JF: Eu nunca vi Ian Hendry sóbrio, mas ele de alguma forma conseguia funcionar. Ele começava com algumas doses pela manhã, mas isso não parecia afetá-lo. Ele dizia suas falas com clareza. Hendry foi um perfeito alcoólatra funcional quando eu trabalhei com ele. Nicol Williamson (que interpretou um arqueólogo) também era um homem feroz. Bebia demais. Já bem tarde numa noite, Nicol ficou bastante bêbado e ameaçou jogar Bob Dylan pela varanda de um hotel!

SC: O Arquivo Secreto é um filme muito difícil de ser achado. Por que isso?

JF: O Arquivo Secreto não foi bem nas bilheterias e praticamente desapareceu. Não acho que tenha sido lançando nem em VHS. Provavelmente está num depósito na MGM esperando por uma conversão para DVD.

SC: Roger Ebert descreve A Quadrilha (The Outfit, 1973) como “um filme de ação de classe, muito bem dirigido e atuado”. Como você é capaz de criar ambientes tão convincentes de submundo em seus filmes de crime?

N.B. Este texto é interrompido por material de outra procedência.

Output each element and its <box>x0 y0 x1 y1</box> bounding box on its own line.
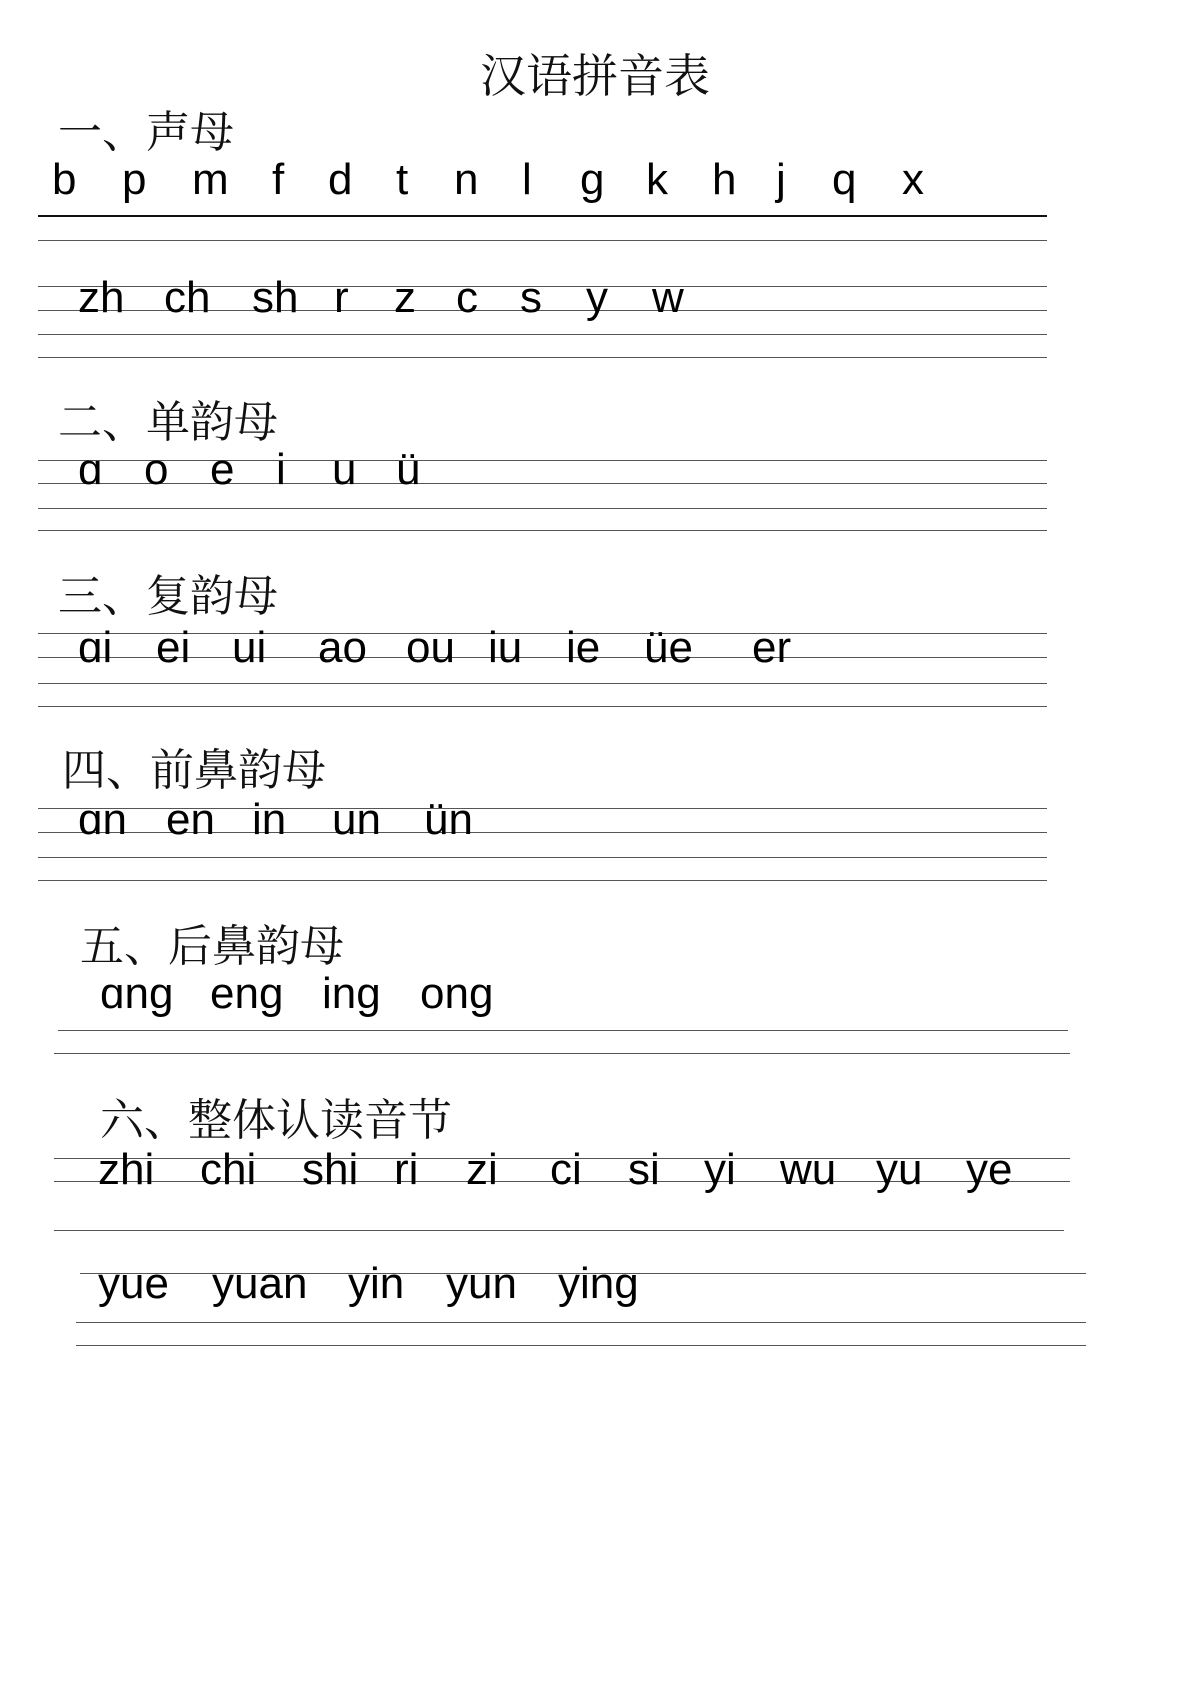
pinyin-syllable: g <box>580 155 605 204</box>
pinyin-syllable: n <box>454 155 479 204</box>
pinyin-syllable: i <box>276 445 286 494</box>
pinyin-syllable: ye <box>966 1145 1013 1194</box>
pinyin-syllable: q <box>832 155 857 204</box>
ruled-line <box>38 706 1047 707</box>
pinyin-syllable: zh <box>78 273 125 322</box>
section-heading-whole-syllables: 六、整体认读音节 <box>100 1095 452 1146</box>
pinyin-syllable: x <box>902 155 924 204</box>
pinyin-syllable: zi <box>466 1145 498 1194</box>
pinyin-syllable: sh <box>252 273 299 322</box>
pinyin-syllable: ong <box>420 969 494 1018</box>
ruled-line <box>38 483 1047 484</box>
pinyin-syllable: un <box>332 795 381 844</box>
pinyin-syllable: ch <box>164 273 211 322</box>
pinyin-syllable: ɑng <box>100 969 174 1018</box>
pinyin-syllable: u <box>332 445 357 494</box>
pinyin-syllable: k <box>646 155 668 204</box>
pinyin-syllable: ɑn <box>78 795 127 844</box>
pinyin-syllable: wu <box>780 1145 837 1194</box>
pinyin-syllable: zhi <box>98 1145 155 1194</box>
ruled-line <box>54 1053 1070 1054</box>
pinyin-syllable: p <box>122 155 147 204</box>
section-heading-simple-finals: 二、单韵母 <box>58 397 278 448</box>
pinyin-syllable: ri <box>394 1145 419 1194</box>
ruled-line <box>76 1345 1086 1346</box>
ruled-line <box>58 1030 1068 1031</box>
pinyin-syllable: t <box>396 155 409 204</box>
pinyin-syllable: s <box>520 273 542 322</box>
pinyin-syllable: ün <box>424 795 473 844</box>
pinyin-syllable: ü <box>396 445 421 494</box>
pinyin-syllable: h <box>712 155 737 204</box>
pinyin-syllable: e <box>210 445 235 494</box>
section-heading-initials: 一、声母 <box>58 107 234 158</box>
ruled-line <box>38 215 1047 217</box>
ruled-line <box>38 880 1047 881</box>
page-title: 汉语拼音表 <box>480 49 710 103</box>
pinyin-syllable: yue <box>98 1259 169 1308</box>
ruled-line <box>38 334 1047 335</box>
pinyin-syllable: yin <box>348 1259 405 1308</box>
pinyin-syllable: yuan <box>212 1259 308 1308</box>
pinyin-syllable: ei <box>156 623 191 672</box>
pinyin-syllable: m <box>192 155 229 204</box>
pinyin-syllable: ie <box>566 623 601 672</box>
pinyin-syllable: r <box>334 273 349 322</box>
section-heading-back-nasal-finals: 五、后鼻韵母 <box>80 921 344 972</box>
pinyin-syllable: ui <box>232 623 267 672</box>
pinyin-syllable: l <box>522 155 532 204</box>
section-heading-front-nasal-finals: 四、前鼻韵母 <box>62 745 326 796</box>
pinyin-syllable: f <box>272 155 285 204</box>
pinyin-syllable: b <box>52 155 77 204</box>
ruled-line <box>38 857 1047 858</box>
pinyin-syllable: shi <box>302 1145 359 1194</box>
pinyin-syllable: ɑi <box>78 623 113 672</box>
pinyin-syllable: o <box>144 445 169 494</box>
ruled-line <box>38 240 1047 241</box>
ruled-line <box>54 1230 1064 1231</box>
ruled-line <box>76 1322 1086 1323</box>
pinyin-syllable: d <box>328 155 353 204</box>
ruled-line <box>38 460 1047 461</box>
ruled-line <box>38 357 1047 358</box>
pinyin-syllable: er <box>752 623 792 672</box>
pinyin-syllable: ying <box>558 1259 639 1308</box>
pinyin-syllable: ao <box>318 623 367 672</box>
pinyin-syllable: si <box>628 1145 660 1194</box>
pinyin-syllable: c <box>456 273 478 322</box>
pinyin-syllable: z <box>394 273 416 322</box>
pinyin-syllable: in <box>252 795 287 844</box>
ruled-line <box>38 508 1047 509</box>
pinyin-syllable: j <box>776 155 786 204</box>
ruled-line <box>38 683 1047 684</box>
pinyin-syllable: yu <box>876 1145 923 1194</box>
ruled-line <box>38 530 1047 531</box>
pinyin-syllable: ou <box>406 623 455 672</box>
pinyin-syllable: yun <box>446 1259 517 1308</box>
pinyin-syllable: ɑ <box>78 445 103 494</box>
pinyin-syllable: en <box>166 795 215 844</box>
pinyin-syllable: iu <box>488 623 523 672</box>
pinyin-syllable: eng <box>210 969 284 1018</box>
section-heading-compound-finals: 三、复韵母 <box>58 571 278 622</box>
pinyin-syllable: w <box>652 273 684 322</box>
pinyin-syllable: ci <box>550 1145 582 1194</box>
pinyin-syllable: yi <box>704 1145 736 1194</box>
pinyin-syllable: y <box>586 273 608 322</box>
pinyin-syllable: üe <box>644 623 693 672</box>
pinyin-syllable: ing <box>322 969 381 1018</box>
pinyin-syllable: chi <box>200 1145 257 1194</box>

JF: Sempre fui fascinado pelo submundo do crime. Eu sou um grande fã dos romances do personagem Parker escritos por Donald E. Westlake, que os escrevia sob o pseudônimo Richard Stark. Tínhamos um grande elenco de filme B em A Quadrilha (Elisha Cook, Jr., Richard Jaeckel, Marie Windsor, Timothy Carey e Jane Greer), mas ao contrário de certas informações, em momento algum este filme seria um film noir ambientado nos anos 1940. Robert Duvall realmente acertou com o personagem de Parker (renomeado Earl Macklin para A Quadrilha). Parker é um técnico de assaltos a mãos armadas que não está para brincadeiras. Duvall foi mais como o personagem do livro do que Mel Gibson em O Troco.

Tenho muito orgulho de A Quadrilha. Donald Westlake disse a mim que amava o filme, apesar de nós termos precisado mudar o final. (O chefe do estúdio MGM) James Aubrey queria que nós o fizéssemos mais otimista. Mas Westlake me disse que A Quadrilha era um dos seus favoritos dentre os filmes baseados em suas histórias.

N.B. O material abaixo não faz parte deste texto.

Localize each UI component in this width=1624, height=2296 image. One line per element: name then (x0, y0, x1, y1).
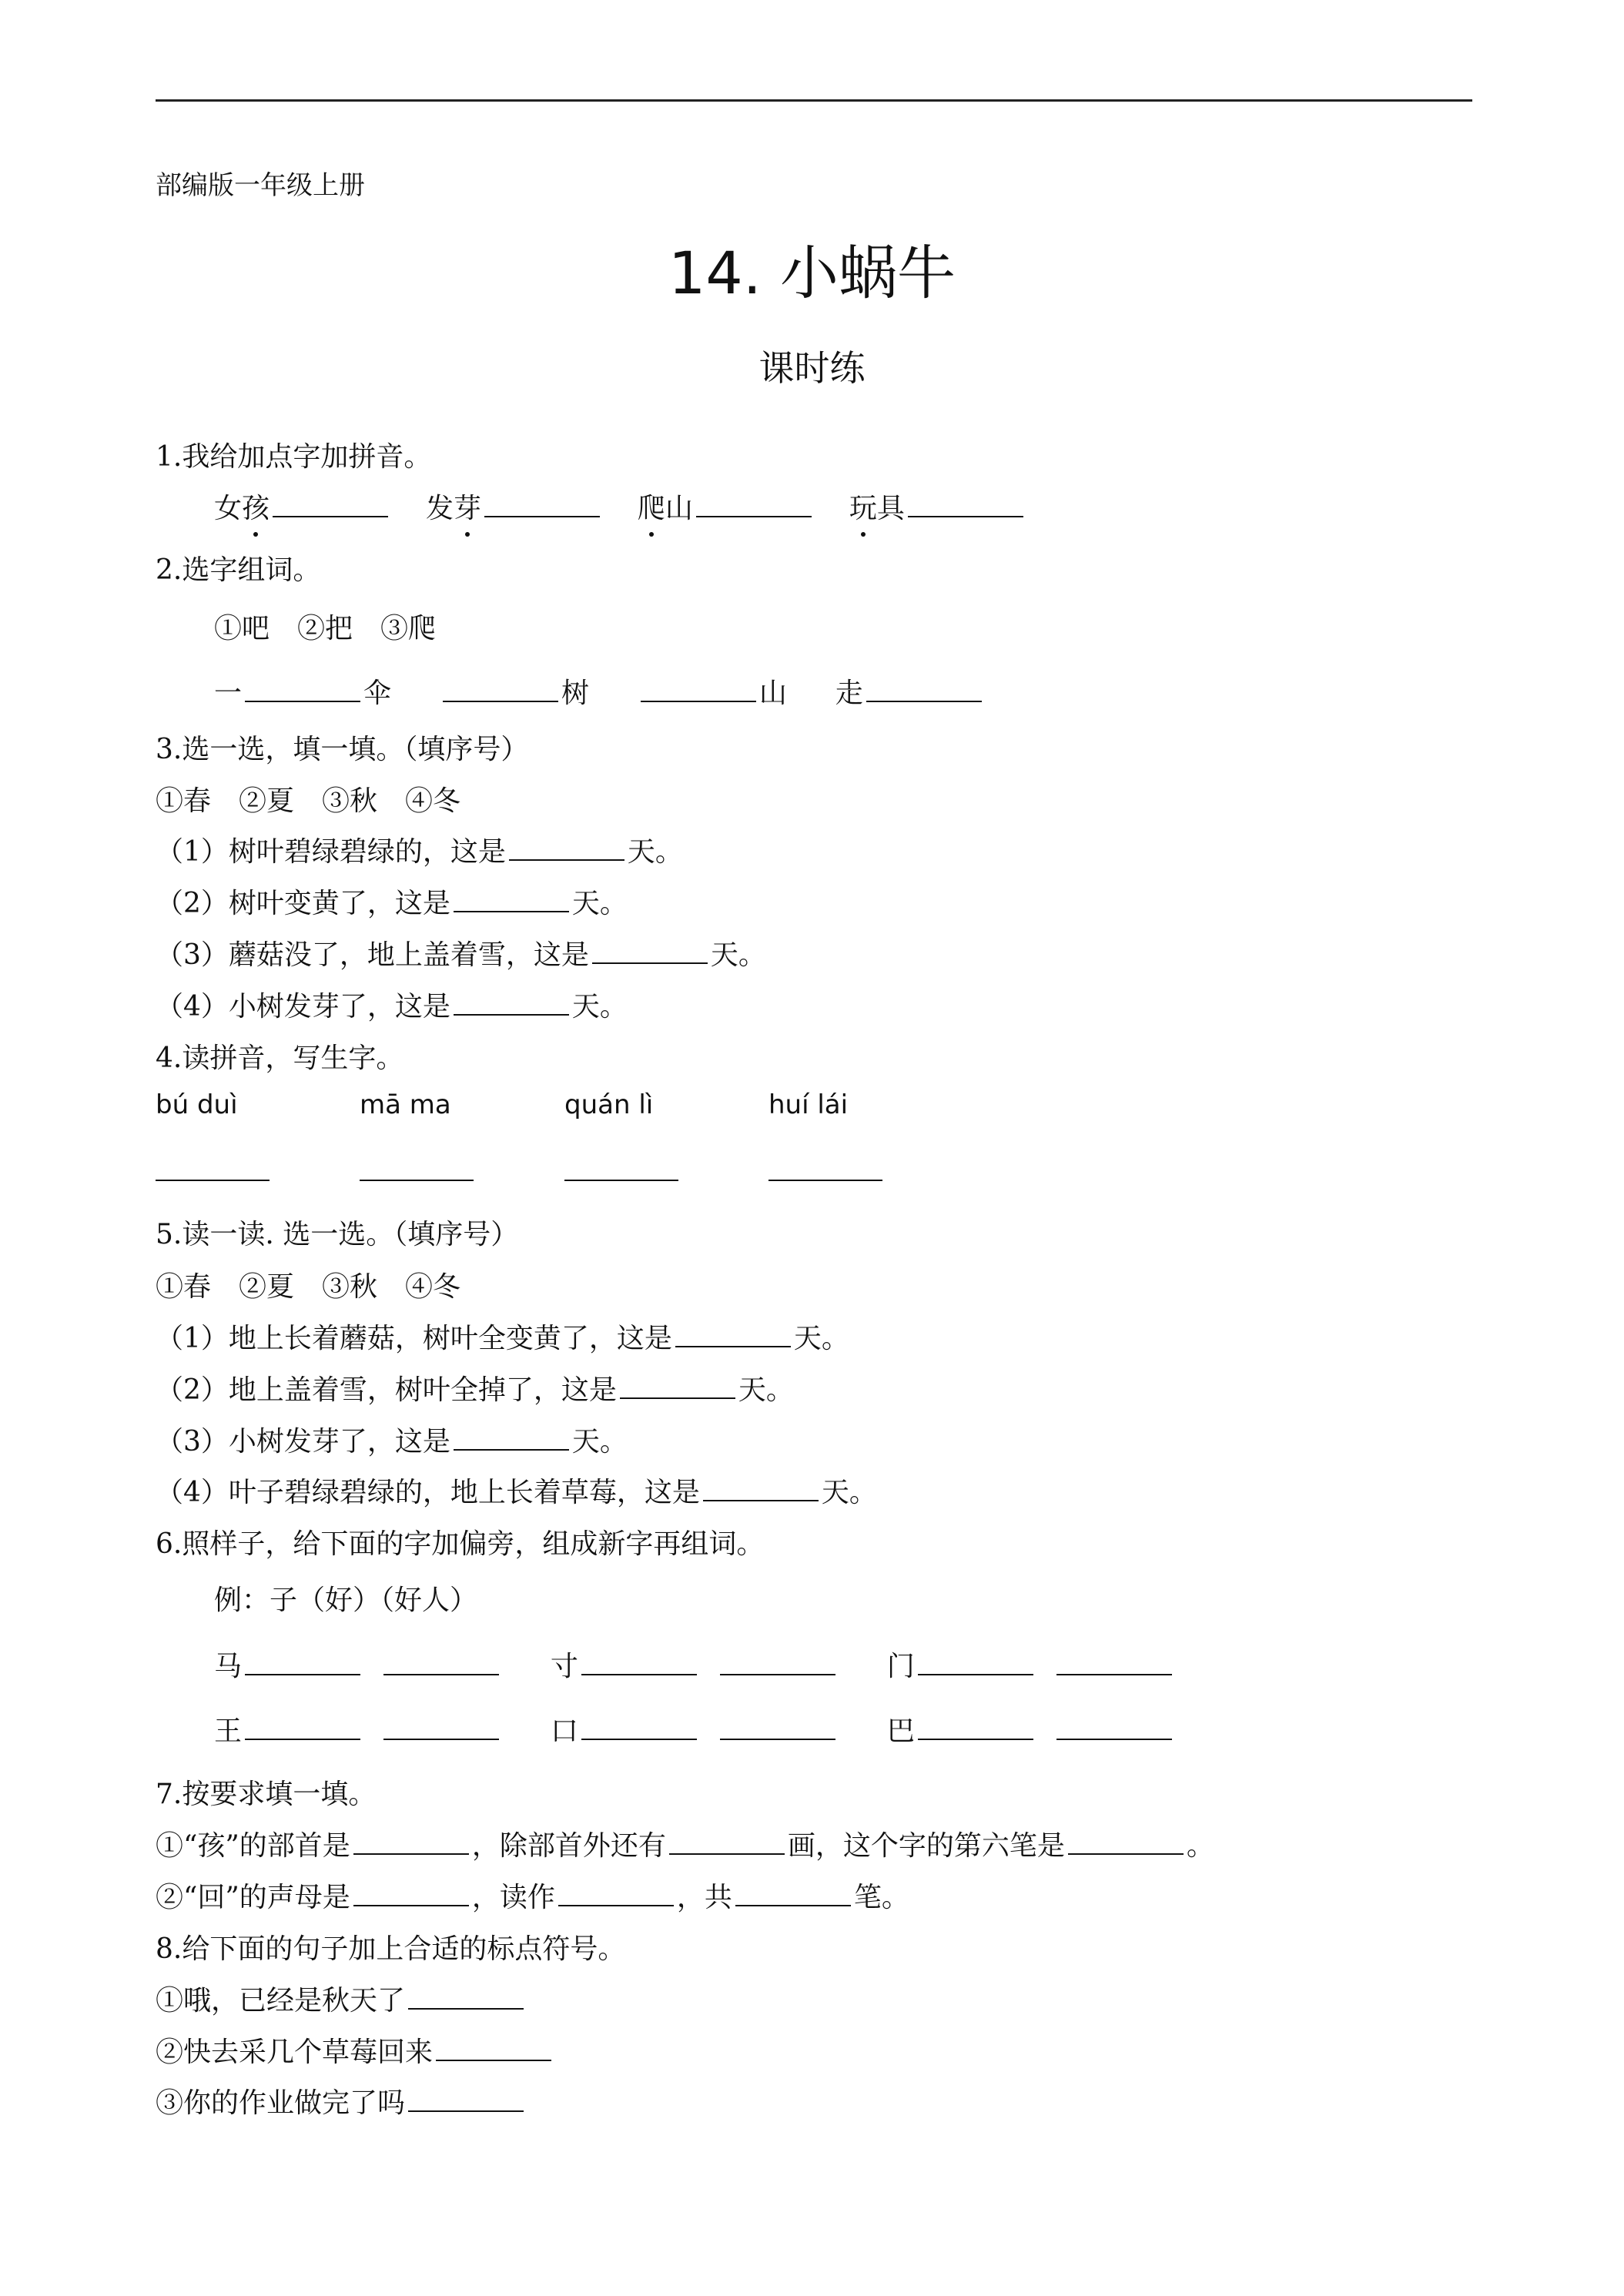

SC: Em diversas entrevistas, o cineasta superstar Quentin Tarantino elogiou A Outra Face da Violência (Rolling Thunder), um poderoso drama de vingança - agora considerado um clássico thriller. Como os críticos e o público responderam a A Outra Face da Violência durante o lançamento em 1977?

JF: Nós quase fomos assassinados no pré-lançamento de A Outra Face da Violência em San Jose! As pessoas ficaram chocadas pela violência extrema, especialmente com a cena em que uma mão é moída num triturador de lixo.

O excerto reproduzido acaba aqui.